Transforming the management of radiotherapy-induced hypothyroidism in nasopharyngeal carcinoma through an Innovative individualized radiation dosage model: A multicenter retrospective analysis

Purpose

Current guidelines for thyroid radiation dose prescription lack uniformity and fail to consider the unique characteristics of individual patients. This study aimed to develop an individualized thyroid dosing regimen to enhance thyroid protection during radiotherapy.

Methods and Materials

In this study, we enrolled 621 patients with nasopharyngeal carcinoma (NPC) across four distinct cancer centers, stratifying the data into a training cohort and two external validation cohorts. The specific clinical characteristic-matched tolerated dose values were fitted using binary logistic regression and time-to-event Cox methods in the training cohort. The TSH-volume index (TVI), calculated as thyroid-stimulating hormone (TSH) level divided by thyroid volume (TV), was introduced as a novel parameter. A radiation-induced hypothyroidism (RIHT) parameter was developed using the volume of thyroid spared at the tolerated dose (VStd) and compared with classical normal tissue complication probability (NTCP) and machine learning models using the area under the curve (AUC) and concordance index (C-index).

Results

The follow-up periods spanned 28 (range, 1–66), 33.5 (range, 3–82), and 17 months (range, 2–56), respectively, across these cohorts. RIHT was observed in 27.7 % and 35.3 % of patients at 2 and 3 years in the training cohort, respectively; 30.0 % and 41.5 % in the external validation cohort 1; and 27.2 % and 38.0 % in the external validation cohort 2. Univariable analysis identifies sex, equivalent uniform dose (EUD), TV, TSH, and the TVI as predictors of RIHT, while multivariable analysis confirms EUD and TVI as independent prognostic factors.
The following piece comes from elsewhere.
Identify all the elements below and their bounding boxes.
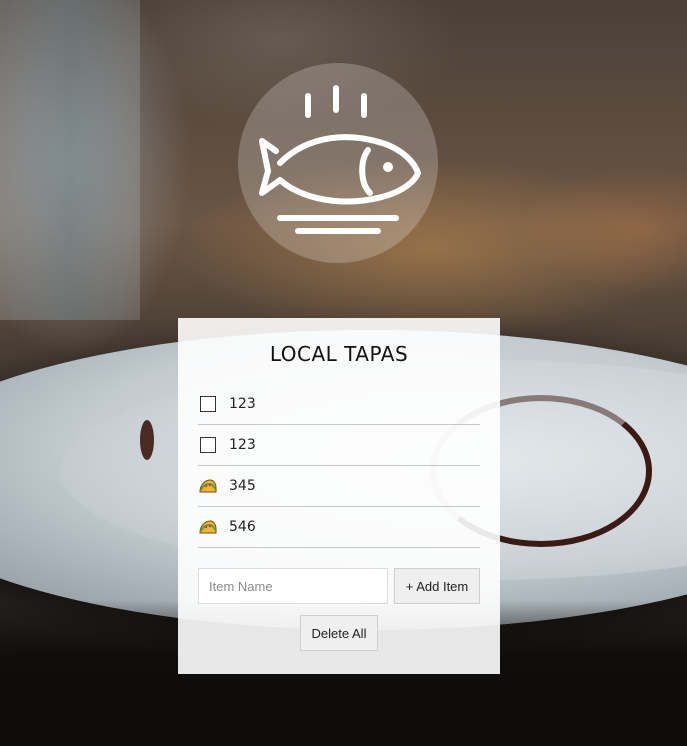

The TVI-based VStd parameter outperformed the VS40, VS45, and VS50 indices (representing volumes spared at 40 Gy, 45 Gy, and 50 Gy, respectively), classical NTCP models, and even machine learning models in predictive performance. To enhance clinical applicability, we have developed a thyroid dose prescription table based on TVI.

Conclusions

We developed a high-accuracy model for individualized thyroid dosing in NPC radiotherapy. The model, supported by a clinically relevant table, offers a customized approach to thyroid protection, enhancing both predictive accuracy and clinical utility.